What Happened to the Employer?

Mr. Ogordi was a member of the International Guards Union of America, Local 154, and his employment with Elite was subject to a CBA, including a provision in Article 1 that provided Elite's management with the right to discharge, discipline, or suspend employees "for just cause." See id. at *1-*3. Following his termination, and as a result of the CBA limit imposed by Article 1 on Elite's right to terminate union employees, Mr. Ogordi filed a grievance through the union, alleging that his termination was without just cause. Id. at *4. An arbitrator agreed with the union, finding that Elite had failed to show that it had just cause to terminate Mr. Ogordi. In particular, the arbitrator "expounded upon the 'procedural irregularities' that denied Mr. Ogordi his due process rights under the CBA." Id. at *4-*5.

In summary, the arbitrator made the following determinations regarding Elite's internal investigation:

  • There was no evidence that Mr. Ogordi knowingly falsified the certification, despite his admission that he did not attend training on the dates listed;
  • There was reason to believe that Mr. Ogordi's signature on the training certification form had been forged by the deceased manager, and Elite's investigation into this issue was "inadequate";
  • Elite's interview with Mr. Ogordi was "devoid of the fundamental due process protections to which Mr. Ogordi was entitled under the just cause provision of the CBA" because Mr. Ogordi was not notified in advance that the purpose of the meeting was investigative and that disciplinary charges could result;
  • Elite conducted an "inadequate investigation," overlooking the role other individuals may have played and relying heavily on the interview conducted by outside counsel in which Mr. Ogordi "purportedly gave 'inconsistent explanations'";
  • An investigator's claim that Mr. Ogordi had admitted "Oh, that's my signature" during an interview could not be credited because it was "uncorroborated," and the arbitrator credited instead Mr. Ogordi's "consistent denials that his signature appeared on the Certification";
  • Elite "[p]lac[ed] the onus on Ogordi to recall a refresher training that would have occurred two years earlier, without" a fair "opportunity" to "present his 'side of the story'";
  • Elite's failure to call its outside counsel who attended the interview with Mr. Ogordi as a witness merited application of an adverse inference against Elite regarding what occurred during the interview; and
  • Elite should not have relied on the "circumstantial evidence" of other guards at the location where Mr. Ogordi worked having submitted false certifications to terminate Mr. Ogordi.

Id. at *4-*6. The arbitrator "ordered Elite to reinstate Mr. Ogordi to his prior position, effective immediately, with full back pay, seniority credit, and commensurate benefits from the date of his termination through March 22, 2022." Id. at *6.

Elite filed a complaint in Maryland district court seeking to vacate the arbitration award against it, primarily on the basis that the arbitrator's adverse inference was improper because it ignored the fact that Elite's outside counsel could not testify due to attorney-client privilege.
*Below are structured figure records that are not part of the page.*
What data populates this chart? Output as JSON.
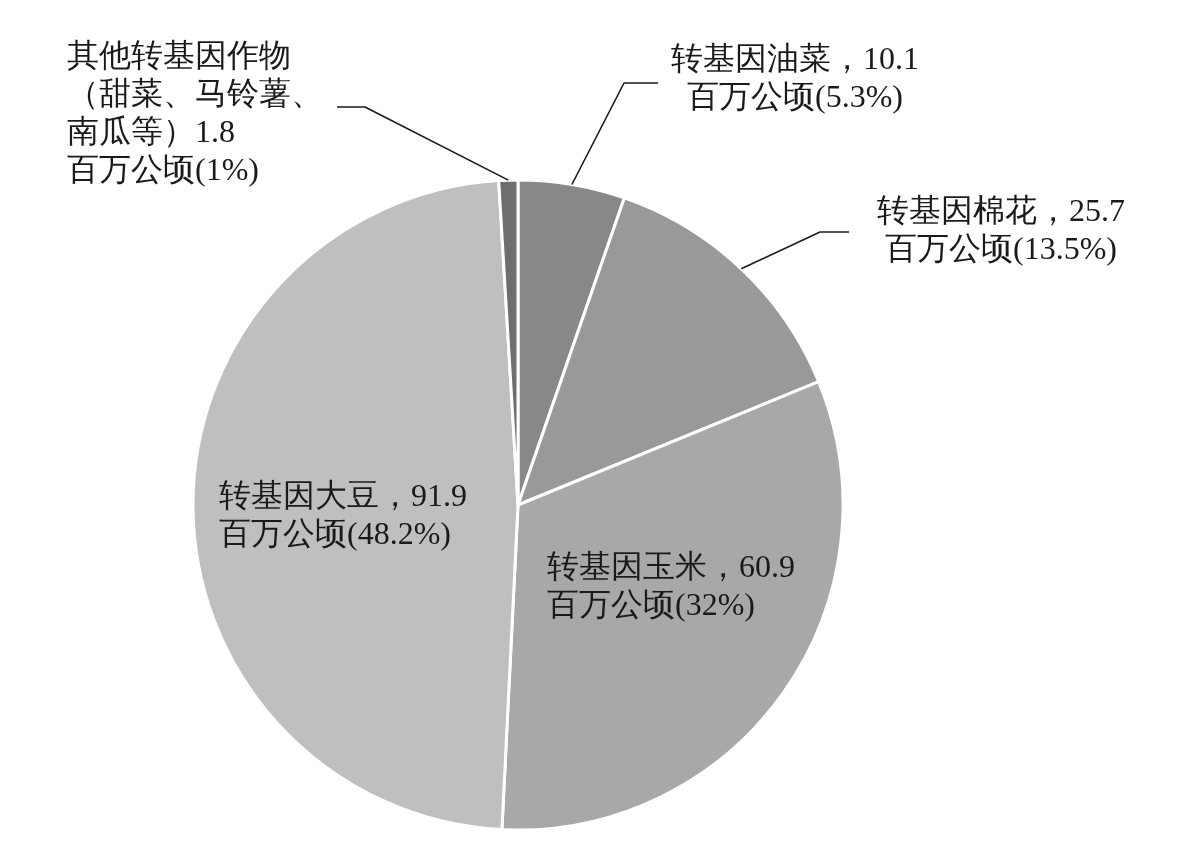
{
  "chart_data": {
    "type": "pie",
    "categories": [
      "转基因油菜",
      "转基因棉花",
      "转基因玉米",
      "转基因大豆",
      "其他转基因作物（甜菜、马铃薯、南瓜等）"
    ],
    "values": [
      10.1,
      25.7,
      60.9,
      91.9,
      1.8
    ],
    "colors": [
      "#888888",
      "#999999",
      "#a8a8a8",
      "#bfbfbf",
      "#6e6e6e"
    ],
    "value_labels": [
      "，10.1\n百万公顷(5.3%)",
      "，25.7\n百万公顷(13.5%)",
      "，60.9\n百万公顷(32%)",
      "，91.9\n百万公顷(48.2%)",
      "1.8\n百万公顷(1%)"
    ]
  }
}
See id. at *6-*7. The magistrate judge assigned to the case disagreed, holding that the attorney-client privilege did not preclude the outside counsel from providing factual testimony as to what she saw or heard during the interview with Mr. Ogordi (even if her mental impressions and opinions were privileged). See id. at *7-*10. The magistrate judge then confirmed the arbitrator's opinion and award to Mr. Ogordi. Id. at *12.

What Can My Company Do to Ensure Our Investigations Hold Up in Court Later?
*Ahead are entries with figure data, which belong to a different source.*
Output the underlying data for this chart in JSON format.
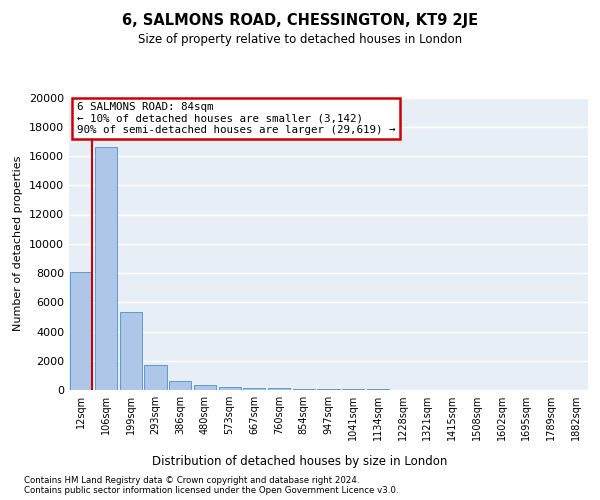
{
  "title": "6, SALMONS ROAD, CHESSINGTON, KT9 2JE",
  "subtitle": "Size of property relative to detached houses in London",
  "xlabel": "Distribution of detached houses by size in London",
  "ylabel": "Number of detached properties",
  "bar_color": "#aec6e8",
  "bar_edge_color": "#5b9bd5",
  "background_color": "#e8eef6",
  "annotation_box_color": "#cc0000",
  "vline_color": "#cc0000",
  "annotation_text_line1": "6 SALMONS ROAD: 84sqm",
  "annotation_text_line2": "← 10% of detached houses are smaller (3,142)",
  "annotation_text_line3": "90% of semi-detached houses are larger (29,619) →",
  "categories": [
    "12sqm",
    "106sqm",
    "199sqm",
    "293sqm",
    "386sqm",
    "480sqm",
    "573sqm",
    "667sqm",
    "760sqm",
    "854sqm",
    "947sqm",
    "1041sqm",
    "1134sqm",
    "1228sqm",
    "1321sqm",
    "1415sqm",
    "1508sqm",
    "1602sqm",
    "1695sqm",
    "1789sqm",
    "1882sqm"
  ],
  "values": [
    8100,
    16600,
    5300,
    1700,
    600,
    330,
    210,
    150,
    110,
    80,
    60,
    50,
    40,
    30,
    25,
    20,
    15,
    12,
    10,
    8,
    6
  ],
  "ylim": [
    0,
    20000
  ],
  "yticks": [
    0,
    2000,
    4000,
    6000,
    8000,
    10000,
    12000,
    14000,
    16000,
    18000,
    20000
  ],
  "footer_line1": "Contains HM Land Registry data © Crown copyright and database right 2024.",
  "footer_line2": "Contains public sector information licensed under the Open Government Licence v3.0.",
  "vline_x": 0.45
}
Based on the text of the magistrate judge's decision, reasonable minds can differ as to whether the arbitrator's interpretation of the terms of the CBA held Elite to an unrealistically high standard for the conduct of its internal investigation. Nonetheless, the case does serve as a reminder of several steps that companies should take to make sure their investigations reach proper conclusions that can easily be defended in litigation. These include:

  1. In the case of union employees, negotiate employment terms that specify what the company will and will not do in an investigation. Specificity in a CBA or other agreement can avoid situations in which parties later disagree regarding whether an investigation was "fair" or "just." For non-union employees, general information about what can be expected to occur during an investigation may also be referenced in an employee handbook, including that the company will conduct a prompt and impartial investigation, will uphold confidentiality to the extent feasible, and will expect employees' full cooperation.
  2. Identify any applicable employment agreement before beginning an investigation. Ensure that the interview and other investigative procedures comport with the terms of the operative CBA.
  3. Provide clear warnings and instructions at the outset of any interview conducted. All employees interviewed should be advised of the interviewer's obligation to the company and their right to be free from retaliation for their participation.
  4. Document interviews contemporaneously and in writing. This will help avoid allegations later that a company official's testimony regarding what occurred in the interview is "uncorroborated."
  5. Ensure that appropriate individuals attend. When possible, it is beneficial to have more than one company representative present for the witness interviews, so there is more than one management-side account of what occurred. Yet, attendance should remain limited to appropriate company personnel or counsel (as applicable).
  6. Explore alternative explanations for alleged misconduct. This may include interviewing additional witnesses beyond the complainant and accused to corroborate accounts provided and collecting/reviewing other available documentation and correspondence available related to the allegations.
  7. Document findings. The company should prepare an internal report or memorandum for its files that documents the investigation findings and includes the factual bases for such findings.
  8. Determine how to address requests for representation. Notwithstanding the provision of any agreement that may specify otherwise, the company should determine how it will handle requests to be represented by counsel during investigative interviews and administer such determination consistently.


Internal investigations are critical to corporations' ability to comply with relevant law and policy, and to maintaining their reputation within their industry and customer base—including federal agency customers. However, the Elite Protective Services, Inc. case reminds corporations that they should take proactive steps in negotiating their CBAs, should one exist or, at a minimum, update their company policies to account for potential internal and external investigations, and providing the company with the maximum ability to disclose and cooperate with customers and law enforcement authorities.